It's oddly worded in the article - the limit is given by the inequality, above:
Bell's Inequality: in classical world, given three properties A, B, and C of any collection of countable things,
the number of them that possess A but not B, plus the number that possess B but not C, is equal to or greater than the number that possess A but not C.
That is a fact of the normal world. : that {A but not C} cannot be larger than the sum of the other two. {A & -B} + {B & -C} is therefore an upper limit on {A & -C}. That is the limit referred to.
As you can see, it holds in any collection of objects that either do or do not possess property B, communicate by cause and effect through space, and interact in ways that can be modeled in bi-valued logic (i.e. meaningful assertions of property possession are either true or false).

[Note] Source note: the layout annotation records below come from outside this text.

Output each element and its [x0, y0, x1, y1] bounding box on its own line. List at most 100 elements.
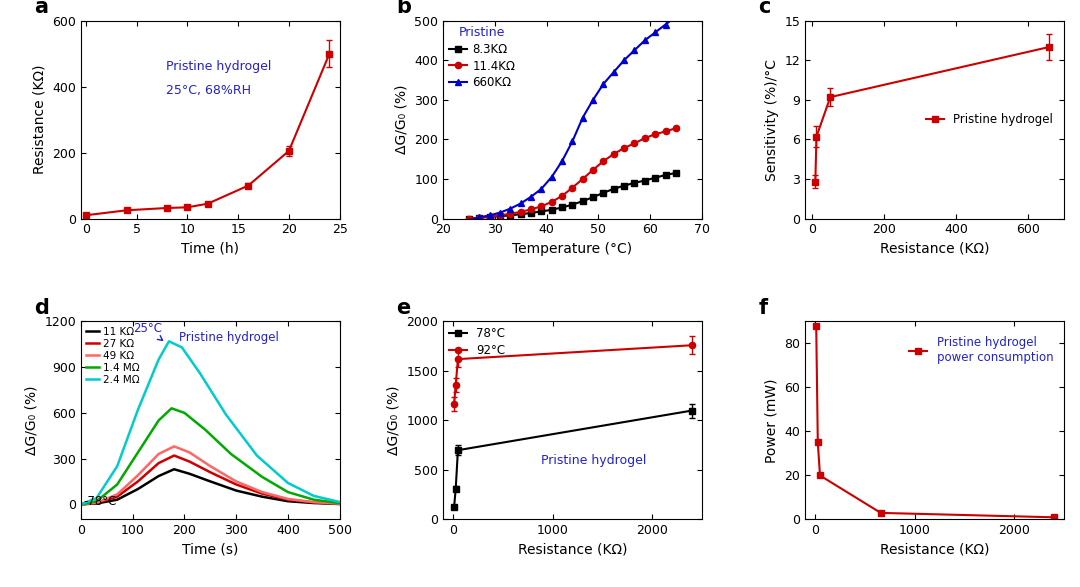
Text: c: c — [758, 0, 771, 16]
2.4 MΩ — [282, 480, 295, 487]
Text: 25°C: 25°C — [133, 322, 163, 340]
Y-axis label: Resistance (KΩ): Resistance (KΩ) — [32, 65, 46, 174]
8.3KΩ — [494, 212, 507, 220]
660KΩ — [618, 56, 631, 63]
8.3KΩ — [670, 170, 683, 177]
27 KΩ — [90, 500, 103, 507]
1.4 MΩ — [90, 498, 103, 505]
8.3KΩ — [649, 174, 662, 181]
1.4 MΩ — [178, 409, 191, 416]
11 KΩ — [75, 501, 87, 508]
2.4 MΩ — [152, 356, 165, 363]
49 KΩ — [256, 488, 269, 495]
11.4KΩ — [597, 157, 610, 164]
2.4 MΩ — [333, 498, 346, 505]
49 KΩ — [308, 498, 321, 505]
8.3KΩ — [586, 194, 599, 201]
660KΩ — [535, 185, 548, 193]
27 KΩ — [204, 469, 217, 476]
Text: Pristine hydrogel: Pristine hydrogel — [179, 332, 279, 345]
660KΩ — [473, 214, 486, 221]
Line: 27 KΩ: 27 KΩ — [81, 456, 339, 504]
1.4 MΩ — [308, 496, 321, 503]
660KΩ — [659, 21, 672, 28]
8.3KΩ — [597, 189, 610, 196]
49 KΩ — [90, 499, 103, 506]
11.4KΩ — [545, 198, 558, 205]
660KΩ — [555, 157, 568, 164]
1.4 MΩ — [256, 473, 269, 480]
Text: d: d — [35, 298, 50, 318]
8.3KΩ — [514, 211, 527, 218]
27 KΩ — [308, 499, 321, 506]
11.4KΩ — [535, 203, 548, 210]
27 KΩ — [75, 501, 87, 508]
660KΩ — [577, 114, 590, 121]
660KΩ — [649, 29, 662, 36]
8.3KΩ — [535, 208, 548, 215]
2.4 MΩ — [308, 492, 321, 500]
11.4KΩ — [607, 150, 620, 157]
11.4KΩ — [555, 193, 568, 200]
Y-axis label: ΔG/G₀ (%): ΔG/G₀ (%) — [25, 386, 39, 456]
11.4KΩ — [473, 214, 486, 221]
11 KΩ — [184, 470, 197, 477]
Y-axis label: ΔG/G₀ (%): ΔG/G₀ (%) — [387, 386, 401, 456]
8.3KΩ — [462, 215, 475, 222]
11 KΩ — [132, 485, 145, 492]
Legend: 11 KΩ, 27 KΩ, 49 KΩ, 1.4 MΩ, 2.4 MΩ: 11 KΩ, 27 KΩ, 49 KΩ, 1.4 MΩ, 2.4 MΩ — [86, 327, 139, 385]
660KΩ — [597, 80, 610, 87]
Legend: Pristine hydrogel
power consumption: Pristine hydrogel power consumption — [905, 332, 1058, 369]
660KΩ — [483, 212, 496, 219]
X-axis label: Time (s): Time (s) — [183, 543, 239, 557]
8.3KΩ — [618, 182, 631, 189]
660KΩ — [638, 37, 651, 44]
2.4 MΩ — [219, 411, 232, 418]
8.3KΩ — [577, 198, 590, 205]
11.4KΩ — [659, 128, 672, 135]
2.4 MΩ — [90, 495, 103, 502]
8.3KΩ — [566, 201, 579, 208]
Text: a: a — [35, 0, 49, 16]
11.4KΩ — [462, 215, 475, 222]
49 KΩ — [167, 443, 180, 450]
Text: Pristine hydrogel: Pristine hydrogel — [166, 60, 272, 73]
49 KΩ — [282, 495, 295, 502]
2.4 MΩ — [75, 501, 87, 508]
11 KΩ — [111, 496, 124, 503]
49 KΩ — [184, 449, 197, 456]
2.4 MΩ — [193, 370, 206, 377]
11.4KΩ — [483, 213, 496, 220]
11 KΩ — [204, 478, 217, 485]
27 KΩ — [333, 500, 346, 507]
11.4KΩ — [577, 176, 590, 183]
1.4 MΩ — [152, 417, 165, 424]
11 KΩ — [90, 500, 103, 507]
11.4KΩ — [649, 131, 662, 138]
8.3KΩ — [525, 210, 538, 217]
660KΩ — [607, 69, 620, 76]
27 KΩ — [184, 458, 197, 465]
2.4 MΩ — [162, 338, 175, 345]
8.3KΩ — [555, 204, 568, 211]
660KΩ — [504, 205, 517, 212]
11 KΩ — [152, 473, 165, 480]
11.4KΩ — [494, 212, 507, 219]
X-axis label: Resistance (KΩ): Resistance (KΩ) — [880, 242, 989, 256]
660KΩ — [462, 217, 475, 224]
Text: -78°C: -78°C — [83, 495, 117, 508]
11 KΩ — [230, 487, 243, 494]
Legend: 78°C, 92°C: 78°C, 92°C — [449, 328, 505, 357]
1.4 MΩ — [225, 450, 238, 457]
11.4KΩ — [618, 144, 631, 151]
1.4 MΩ — [282, 488, 295, 495]
49 KΩ — [111, 491, 124, 498]
Text: 25°C, 68%RH: 25°C, 68%RH — [166, 84, 252, 97]
660KΩ — [545, 173, 558, 180]
27 KΩ — [167, 452, 180, 459]
2.4 MΩ — [175, 344, 188, 351]
27 KΩ — [230, 481, 243, 488]
49 KΩ — [333, 500, 346, 507]
660KΩ — [670, 13, 683, 20]
49 KΩ — [204, 463, 217, 470]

That limit is violated, in these quantum world measurements of entangled systems. {A & -C} is larger than {A & -B} + {B & -C}.
Dunno. Greater than the inequality allows, is the report.
So for couple of particles to be entangled one requires assessment of three properties (A, B, C), unless of course there is some other definition of finding out correlation and establishing violation of inequality.
Cat is dead, the other oft given example is that two photons are produced now due to conservation of angular momentum if one has clockwise angular momentum at the time of measurement then the other photon will be found with anti clockwise angular momentum when measured. So far no big deal both QMly and classically!
Now as I could figure out.....once the first photon angular momentum is measured, the second photon angular momentum is determined, but the second photon is in a state of superposition (QMly) before measurement, that means it could have any direction angular momentum (of course axis being same) if only local effects are to be considered, but on measurement it is found counter to its remote entangled partner whose measurement was earlier done. Surely the correlation for this direction is higher thus violating Bell's inequality.